La semana previa al viaje, la moto que iba a usar estaba “descascarada”. Le habían sacado las cachas, estaba media destripada, le habían cambiado el escape y seguían metiéndole mano. Faltaba muy poco para arrancar y la moto parecía que no llegaba. Le estaban instalando accesorios tecnológicos: módulo de Bluetooth para el casco, más puertos USB, defensas, más luces auxiliares LED, etc. Todo eso me generaba cierta duda: ¿llegaremos así a hacer 3.000 km?
No había mucho tiempo para probarla. Básicamente la íbamos a estrenar en el viaje. Lo cierto es que arrancó, la llevamos del garaje al punto de salida sin problemas y nos aferramos a eso.
Ese miércoles 22 de octubre nos acostamos tarde haciendo los últimos preparativos: ropa, herramientas, documentación, cargadores, botiquín… todo tenía que estar listo para el día siguiente.

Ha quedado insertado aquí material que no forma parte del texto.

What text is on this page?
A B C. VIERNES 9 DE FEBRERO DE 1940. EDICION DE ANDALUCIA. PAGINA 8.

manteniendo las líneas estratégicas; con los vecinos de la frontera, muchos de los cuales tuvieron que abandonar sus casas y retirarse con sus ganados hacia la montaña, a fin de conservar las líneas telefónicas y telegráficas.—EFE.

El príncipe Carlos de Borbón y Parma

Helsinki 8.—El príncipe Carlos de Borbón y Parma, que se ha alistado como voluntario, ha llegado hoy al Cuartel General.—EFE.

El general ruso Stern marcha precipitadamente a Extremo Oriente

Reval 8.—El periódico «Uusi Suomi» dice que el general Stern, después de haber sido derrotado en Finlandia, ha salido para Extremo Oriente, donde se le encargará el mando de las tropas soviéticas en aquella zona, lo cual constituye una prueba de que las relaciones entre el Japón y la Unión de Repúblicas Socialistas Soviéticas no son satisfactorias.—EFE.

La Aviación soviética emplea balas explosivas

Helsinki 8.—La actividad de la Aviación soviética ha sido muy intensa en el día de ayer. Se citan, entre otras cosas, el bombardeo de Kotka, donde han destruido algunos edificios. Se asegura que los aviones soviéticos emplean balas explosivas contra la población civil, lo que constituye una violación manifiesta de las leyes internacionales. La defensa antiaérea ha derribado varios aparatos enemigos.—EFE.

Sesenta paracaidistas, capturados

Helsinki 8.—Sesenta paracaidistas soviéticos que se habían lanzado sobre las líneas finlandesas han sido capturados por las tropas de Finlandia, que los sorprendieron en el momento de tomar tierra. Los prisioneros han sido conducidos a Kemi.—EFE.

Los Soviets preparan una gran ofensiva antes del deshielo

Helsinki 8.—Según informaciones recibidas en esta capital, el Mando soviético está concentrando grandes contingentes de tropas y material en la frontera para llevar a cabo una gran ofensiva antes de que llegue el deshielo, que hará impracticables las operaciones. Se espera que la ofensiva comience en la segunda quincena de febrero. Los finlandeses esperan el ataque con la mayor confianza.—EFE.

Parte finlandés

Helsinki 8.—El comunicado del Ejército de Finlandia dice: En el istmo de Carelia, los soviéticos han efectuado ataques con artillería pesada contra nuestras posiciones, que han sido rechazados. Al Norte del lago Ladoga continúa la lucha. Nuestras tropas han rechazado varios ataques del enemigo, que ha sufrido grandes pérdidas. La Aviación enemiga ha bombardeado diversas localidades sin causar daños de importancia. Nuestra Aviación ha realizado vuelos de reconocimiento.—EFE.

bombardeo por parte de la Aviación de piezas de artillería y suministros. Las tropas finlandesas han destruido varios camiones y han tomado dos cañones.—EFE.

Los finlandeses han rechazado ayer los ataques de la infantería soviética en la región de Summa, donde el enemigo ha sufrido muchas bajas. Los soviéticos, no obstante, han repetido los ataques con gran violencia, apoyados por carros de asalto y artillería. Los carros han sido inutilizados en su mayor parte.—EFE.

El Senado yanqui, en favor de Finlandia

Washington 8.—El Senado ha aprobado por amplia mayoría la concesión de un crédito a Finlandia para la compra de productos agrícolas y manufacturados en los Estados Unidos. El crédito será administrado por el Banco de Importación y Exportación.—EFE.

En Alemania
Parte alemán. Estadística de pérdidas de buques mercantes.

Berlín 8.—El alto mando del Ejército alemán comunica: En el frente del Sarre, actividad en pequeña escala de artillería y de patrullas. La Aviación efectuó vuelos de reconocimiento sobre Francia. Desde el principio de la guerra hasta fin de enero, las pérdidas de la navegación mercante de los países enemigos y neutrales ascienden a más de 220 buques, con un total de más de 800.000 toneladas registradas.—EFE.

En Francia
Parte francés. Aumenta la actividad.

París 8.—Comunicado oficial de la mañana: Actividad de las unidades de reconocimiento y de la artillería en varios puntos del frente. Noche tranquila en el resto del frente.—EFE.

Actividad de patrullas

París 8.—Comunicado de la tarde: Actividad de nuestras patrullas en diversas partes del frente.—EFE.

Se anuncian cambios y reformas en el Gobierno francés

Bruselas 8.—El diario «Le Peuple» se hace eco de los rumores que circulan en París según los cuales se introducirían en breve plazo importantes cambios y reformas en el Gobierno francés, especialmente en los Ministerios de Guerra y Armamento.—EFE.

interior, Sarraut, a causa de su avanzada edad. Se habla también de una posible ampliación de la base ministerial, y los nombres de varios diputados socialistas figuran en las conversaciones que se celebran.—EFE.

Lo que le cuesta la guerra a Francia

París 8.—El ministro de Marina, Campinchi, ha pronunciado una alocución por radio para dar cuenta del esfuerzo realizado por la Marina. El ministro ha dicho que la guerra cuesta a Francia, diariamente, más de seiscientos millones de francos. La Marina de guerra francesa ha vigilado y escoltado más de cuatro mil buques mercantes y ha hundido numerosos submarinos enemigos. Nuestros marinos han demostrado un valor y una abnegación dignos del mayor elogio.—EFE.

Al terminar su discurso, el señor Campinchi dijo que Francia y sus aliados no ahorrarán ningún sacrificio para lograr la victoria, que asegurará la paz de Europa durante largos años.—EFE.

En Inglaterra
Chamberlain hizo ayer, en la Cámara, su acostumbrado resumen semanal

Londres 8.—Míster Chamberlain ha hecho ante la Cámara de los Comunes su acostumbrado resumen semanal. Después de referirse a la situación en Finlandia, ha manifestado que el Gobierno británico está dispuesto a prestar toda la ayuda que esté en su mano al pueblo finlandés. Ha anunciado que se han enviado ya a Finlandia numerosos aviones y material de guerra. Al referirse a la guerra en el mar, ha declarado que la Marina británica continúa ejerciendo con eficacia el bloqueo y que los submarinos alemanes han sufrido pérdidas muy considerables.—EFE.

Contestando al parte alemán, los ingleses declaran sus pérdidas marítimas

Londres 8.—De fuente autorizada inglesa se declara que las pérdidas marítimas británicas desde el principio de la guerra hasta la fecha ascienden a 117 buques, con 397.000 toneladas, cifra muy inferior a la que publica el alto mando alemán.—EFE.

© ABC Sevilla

Y así fue: el jueves 23 de octubre de 2025, a las 5:30 sonaron los despertadores. Ducha para despejar todo rastro de sueño, un café rápido y a ultimar las motos. Cargamos mochilas y alforjas, nos vestimos como moteros (pantalón y campera de cordura, protecciones, guantes, cuellos, botas), sincronizamos los cascos con el intercom Bluetooth, verificamos niveles, luces, presión de neumáticos… encendimos motores y a las 6:30 AM estábamos saliendo.
No podía faltar la presencia de Vale con su cámara para registrar el momento. Pero no solo para eso: ella siempre está para lo que necesites. Es como el sol: puede haber nubes, pero sabés que está.
Salimos de Miami Shores, todavía de noche, con las luces de los autos y de la autopista como único horizonte y con un montón de historias que nos esperaban. Tomamos la I-95 Norte y después empalmamos con la I-75, la gran autopista que sube por el centro de Florida hasta Georgia.
Para ser tan temprano, ya había bastante tránsito en la interestatal: muchos camiones, autos, gente yendo a trabajar. Y mi temor se transformó en realidad: se prendió una luz de alerta en el tablero de mi moto. Lo peor es que no sabía si estaba prendida desde siempre o se había encendido en ese momento; al no conocer la moto ni haberla manejado antes, no tenía referencia. Pero algo me decía que era algo nuevo.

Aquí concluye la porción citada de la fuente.